All graph objects, vertices, and edges appear as JSON documents in the backend. A Gremlin query can modify one or many graph objects at a time, and the cost depends directly on the objects and edges processed by the query. This process works the same way as it does for all other Azure Cosmos DB APIs.

The RU charge depends on the working data set of the traversal, not the result set. Consider an example where a query obtains a single vertex as a result but needs to traverse several other objects along the way. In this example, the cost is based on all the graph objects involved in computing the result vertex.

What's the maximum scale that a graph database can have in Azure Cosmos DB for Apache Gremlin?

Azure Cosmos DB uses horizontal partitioning to automatically scale storage and throughput as needed. The number of partitions in a container determines its maximum throughput and storage capacity. For optimal performance at scale, follow the specific guidelines for API for Gremlin containers. To learn more about partitioning and best practices, see the [partitioning in Azure Cosmos DB article.

For C#/.NET development, should I use the Microsoft.Azure.Graphs package or Gremlin.NET?

Azure Cosmos DB for Apache Gremlin uses the open-source drivers as the main connectors for the service. So the recommended option is to use drivers supported by Apache.

How can I protect against injection attacks using Gremlin drivers?

Most native Apache Gremlin drivers allow the option to provide a dictionary of parameters for query execution. This functionality is supported in both Gremlin.Net and gremlin (Node.js) libraries.

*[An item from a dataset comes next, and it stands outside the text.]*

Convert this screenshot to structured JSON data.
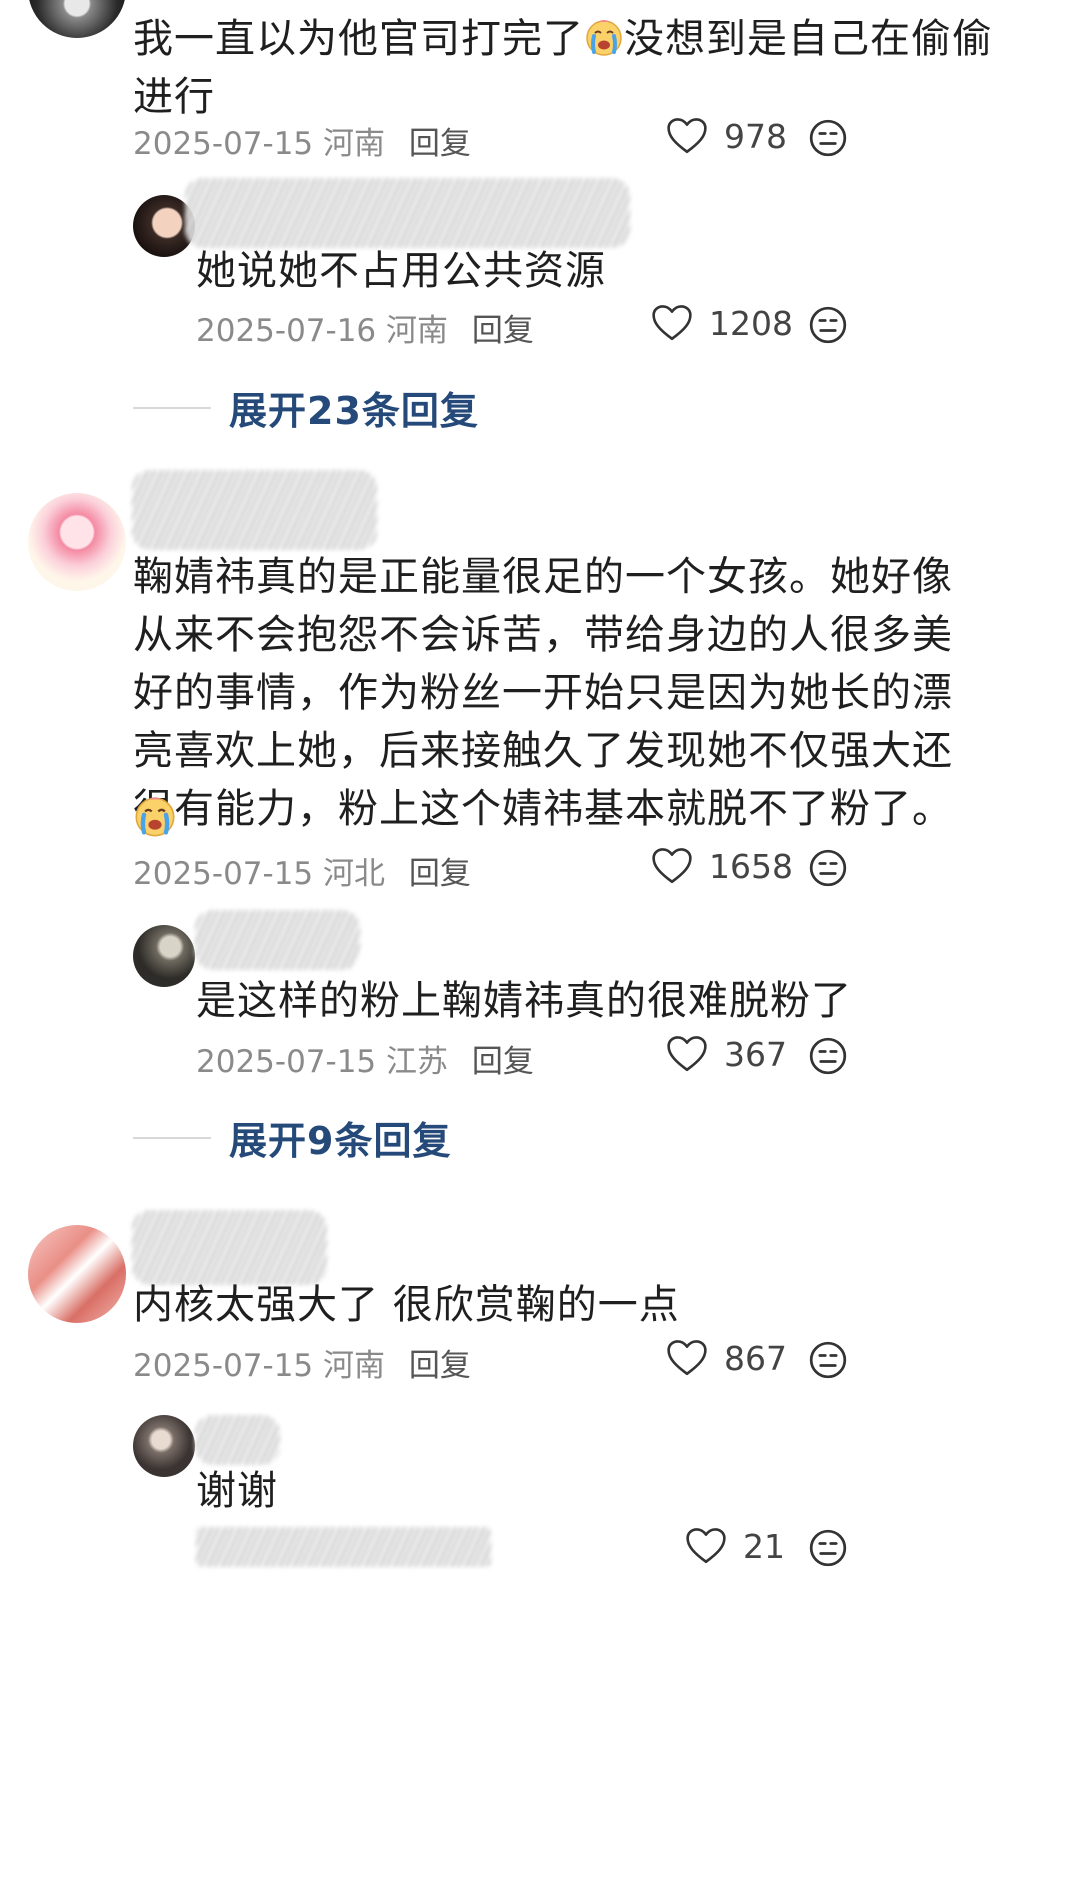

Why am I getting the "Gremlin Query Compilation Error: Unable to find any method" error?

Azure Cosmos DB for Apache Gremlin supports a subset of the Gremlin surface area. For details on supported steps, see the Gremlin support article.

To resolve this error, rewrite your Gremlin queries using the supported steps, as Azure Cosmos DB provides all essential Gremlin functionality.

Why am I getting the "WebSocketException: The server returned status code '200' when status code '101' was expected" error?

This error is likely thrown when the wrong endpoint is being used.

The endpoint that generates this error has the following pattern: https://<account-name>.documents.azure.com:443/. This endpoint is actually the documents endpoint for your graph database.

The correct endpoint to use is the Gremlin endpoint, which has the following format: https://<account-name>.gremlin.cosmosdb.azure.com:443/.

Why am I getting the "RequestRateIsTooLarge" error?

This error means that the allocated Request Units per second aren't enough to serve the query. This error is seen when you run a query that obtains all vertices:

g.V()

This query attempts to retrieve all vertices from the graph. So, the cost of this query is equal to at least the number of vertices in terms of request units (RUs). The request units per second (RU/s) setting should be adjusted to address this query.

Why do my Gremlin driver connections get dropped eventually?

A Gremlin connection is made through a WebSocket connection. Although WebSocket connections don't have a specific time to live, Azure Cosmos DB for Apache Gremlin will terminate idle connections after 30 minutes of inactivity.

Why can't I use fluent API calls in the native Gremlin drivers?

Azure Cosmos DB for Apache Gremlin doesn't support fluent API calls yet. Fluent API calls rely on an internal formatting feature called bytecode support, which Azure Cosmos DB for Apache Gremlin currently doesn't provide. For this reason, the latest Gremlin-JavaScript driver also isn't supported.

How do I find the request unit charge for a query?

You can find the request unit (RU) charge for an Azure Cosmos DB for Apache Gremlin query using one of a few methods:

  • Use the Azure portal

    1. Sign in to the Azure portal.

    2. Create a new Azure Cosmos DB for Apache Gremlin account and seed it with data, or select an existing account that already contains data.

    3. Go to the Data Explorer pane, and then select the container you want to work on.

    4. Enter a valid query, and then select Execute Gremlin Query.

    5. Select Query Stats to display the actual request charge for the request you executed.

  • Use the .NET software development kit (SDK)

    1. Run a query to get the result as an object of type ResultSet<>: ResultSet<dynamic> results = client.SubmitAsync<dynamic>("g.V().count()").Result;

    2. Get the request charge from the results using the StatusAttributes array and the x-ms-request-charge indexer: double requestCharge = (double)results.StatusAttributes["x-ms-request-charge"];

  • Use the Java SDK

    1. Run a query to get the result as an object of type ResultSet: ResultSet results = client.submit("g.V().count()");

    2. Get the request charge from the results using the statusAttributes method and the x-ms-request-charge key: Map<String, Object> attributes = results.statusAttributes(); Double requestCharge = (Double) attributes.get("x-ms-request-charge");

The request charge is available under the x-ms-request-charge key in the response headers returned by the API for Gremlin.